For a linear core model the above is valid, but for any other core type it is not valid because for one the excitation current is no longer a sine wave even with a pure sine wave input. It would look more like a wide needle like wave, where we get higher peaks with lower currents to ether side. That's because as the current changes, the permeability changes, and as the permeability changes the inductance itself changes. The above would change then at the very least to:
f=sqrt(R1^2-Rs^2)/(2*pi*L(i))

where now we see that L is a function of current, and we assume that we know the function that yields some sort of averaged L value over the entire time period for that average current level.

It's even more complicated than that because L is also a function of time:
f=sqrt(R1^2-Rs^2)/(2*pi*L(i,t))

and so now we have a much bigger problem in trying to determine the averaged value of L for example.

In reality though, using even the simpler anisotropic BH curve we see the inductance start out low for low currents, then increase to some max for intermediate currents, then decrease again for high currents. Even if we choose to stay on the lower end of the curve we will see the inductance start from some low value and increase to some higher value, and during that portion of the curve it can change a lot.

If we use the real BH curve assuming we could know that exactly for the given temperature, we would see the inductance increase as the current increased and then start to decrease again for increasing current, and then when the current starts to decrease the inductance would increase again but more slowly.

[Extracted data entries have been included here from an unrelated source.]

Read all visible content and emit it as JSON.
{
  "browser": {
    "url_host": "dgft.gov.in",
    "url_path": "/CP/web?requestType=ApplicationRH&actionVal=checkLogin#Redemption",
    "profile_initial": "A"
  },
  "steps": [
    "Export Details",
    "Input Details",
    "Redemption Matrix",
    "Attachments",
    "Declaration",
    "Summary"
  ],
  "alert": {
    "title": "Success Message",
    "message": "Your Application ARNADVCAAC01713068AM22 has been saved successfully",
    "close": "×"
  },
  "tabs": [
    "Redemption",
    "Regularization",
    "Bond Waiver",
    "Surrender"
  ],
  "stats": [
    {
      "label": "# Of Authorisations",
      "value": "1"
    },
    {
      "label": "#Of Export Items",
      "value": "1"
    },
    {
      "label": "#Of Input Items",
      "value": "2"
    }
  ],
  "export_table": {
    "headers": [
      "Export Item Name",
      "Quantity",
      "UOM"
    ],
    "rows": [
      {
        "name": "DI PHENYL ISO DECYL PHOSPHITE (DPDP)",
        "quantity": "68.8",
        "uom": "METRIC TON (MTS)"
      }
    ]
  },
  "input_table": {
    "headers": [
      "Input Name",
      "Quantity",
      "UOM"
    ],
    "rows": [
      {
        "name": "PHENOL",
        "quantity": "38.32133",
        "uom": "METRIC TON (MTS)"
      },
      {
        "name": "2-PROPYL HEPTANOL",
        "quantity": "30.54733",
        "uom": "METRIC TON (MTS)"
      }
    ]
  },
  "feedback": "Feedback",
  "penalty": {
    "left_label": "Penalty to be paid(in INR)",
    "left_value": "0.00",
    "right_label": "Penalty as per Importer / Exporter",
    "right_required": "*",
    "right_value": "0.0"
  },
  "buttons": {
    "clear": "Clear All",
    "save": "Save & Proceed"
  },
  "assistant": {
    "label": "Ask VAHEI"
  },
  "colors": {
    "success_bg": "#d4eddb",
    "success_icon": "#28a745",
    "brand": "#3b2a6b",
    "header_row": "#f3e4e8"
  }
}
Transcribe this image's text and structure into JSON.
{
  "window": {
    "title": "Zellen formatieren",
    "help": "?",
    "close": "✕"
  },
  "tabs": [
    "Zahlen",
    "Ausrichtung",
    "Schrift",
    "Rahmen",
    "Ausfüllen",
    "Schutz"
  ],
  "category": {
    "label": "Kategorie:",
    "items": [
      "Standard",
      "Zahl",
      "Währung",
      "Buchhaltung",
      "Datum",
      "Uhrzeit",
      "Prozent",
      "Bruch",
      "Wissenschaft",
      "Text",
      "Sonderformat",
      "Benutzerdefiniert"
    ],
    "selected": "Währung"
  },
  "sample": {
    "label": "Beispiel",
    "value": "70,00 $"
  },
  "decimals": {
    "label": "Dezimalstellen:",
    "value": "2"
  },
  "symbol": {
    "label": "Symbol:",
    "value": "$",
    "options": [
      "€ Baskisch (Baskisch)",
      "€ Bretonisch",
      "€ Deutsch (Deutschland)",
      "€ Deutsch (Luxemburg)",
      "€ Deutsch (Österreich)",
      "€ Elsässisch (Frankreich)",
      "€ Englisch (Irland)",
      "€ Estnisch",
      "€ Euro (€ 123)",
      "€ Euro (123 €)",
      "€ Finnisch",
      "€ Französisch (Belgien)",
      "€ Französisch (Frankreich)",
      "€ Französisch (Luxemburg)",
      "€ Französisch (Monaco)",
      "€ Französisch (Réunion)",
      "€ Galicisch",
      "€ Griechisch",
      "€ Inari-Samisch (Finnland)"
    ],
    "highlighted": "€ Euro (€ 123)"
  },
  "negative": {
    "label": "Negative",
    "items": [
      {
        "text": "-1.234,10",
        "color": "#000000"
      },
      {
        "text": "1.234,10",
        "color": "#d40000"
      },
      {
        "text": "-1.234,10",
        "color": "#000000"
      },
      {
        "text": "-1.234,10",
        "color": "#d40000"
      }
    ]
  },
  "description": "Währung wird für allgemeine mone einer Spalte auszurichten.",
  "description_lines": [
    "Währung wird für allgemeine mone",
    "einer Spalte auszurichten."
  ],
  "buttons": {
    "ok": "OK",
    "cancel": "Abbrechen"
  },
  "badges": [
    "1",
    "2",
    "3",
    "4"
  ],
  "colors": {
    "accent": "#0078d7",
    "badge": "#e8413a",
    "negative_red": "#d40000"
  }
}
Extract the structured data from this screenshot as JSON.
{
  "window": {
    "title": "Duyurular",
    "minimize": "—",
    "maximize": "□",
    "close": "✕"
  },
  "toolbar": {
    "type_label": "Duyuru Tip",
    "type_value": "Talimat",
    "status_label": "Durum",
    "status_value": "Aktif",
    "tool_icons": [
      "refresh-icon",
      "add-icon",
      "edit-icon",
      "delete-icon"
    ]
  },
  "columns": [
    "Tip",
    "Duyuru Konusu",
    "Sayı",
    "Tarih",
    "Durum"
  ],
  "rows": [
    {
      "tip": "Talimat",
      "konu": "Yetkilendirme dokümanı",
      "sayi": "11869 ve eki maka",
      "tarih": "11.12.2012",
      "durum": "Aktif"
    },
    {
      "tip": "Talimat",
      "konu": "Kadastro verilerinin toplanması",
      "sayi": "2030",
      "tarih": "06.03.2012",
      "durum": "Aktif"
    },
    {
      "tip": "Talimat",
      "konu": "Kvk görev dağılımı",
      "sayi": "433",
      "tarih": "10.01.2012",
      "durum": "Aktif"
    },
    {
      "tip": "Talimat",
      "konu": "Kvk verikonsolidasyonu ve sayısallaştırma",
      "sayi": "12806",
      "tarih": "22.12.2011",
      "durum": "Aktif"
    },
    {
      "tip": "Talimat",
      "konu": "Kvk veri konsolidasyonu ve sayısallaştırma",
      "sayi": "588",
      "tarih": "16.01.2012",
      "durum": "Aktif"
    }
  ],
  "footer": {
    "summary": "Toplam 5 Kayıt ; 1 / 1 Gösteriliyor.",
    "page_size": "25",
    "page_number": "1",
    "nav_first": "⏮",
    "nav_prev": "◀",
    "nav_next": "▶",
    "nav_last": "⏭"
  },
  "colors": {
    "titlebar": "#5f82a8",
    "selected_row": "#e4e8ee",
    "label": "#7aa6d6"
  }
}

Obviously if we dont know the inductance we cant know the waveshape, although the current usually looks like a very non sinusoidal wave.

This last problem brings in the problem of what the voltage might look like, because if the current is very non sinusoidal then the voltage could be too. If the voltage is non sinusoidal then we cant use a meter to measure the voltage we have to use a scope.

In a simulation the current and voltage will look sinusoidal because the inductor is most likely a linear inductor, but if you would like to see what it looks like for a non linear inductor then you need to choose a model which models some of the characteristics of the core material as well.
If you want to stick with a linear model in the simulation then it would be better to use an air core coil so you get at least some results that might be close, as long as the other effects dont start to take a toll, like for example the AC resistance of the wire itself goes up with frequency so the equivalent series resistance Rs could go up significantly in the real world inductor as frequency goes up. This AC resistance would not be the same as the inductive reactance but would act more like an increase in Rs as frequency went up. For the approximate averaged analysis you can see this complicates things too:
f=sqrt(R1^2-Rs(f)^2)/(2*pi*L(i,t))

where as you can see Rs is now a function of frequency f.

To add still yet another difficulty, if there is an y DC offset present in the drive waveform then we have to contend with that too, meaning the equation gets more complex again:
f=sqrt(R1^2-Rs(f)^2)/(2*pi*L(iac,Idc,t))

where the inductor is now a function of both the instantaneous AC current and the DC current as well as time.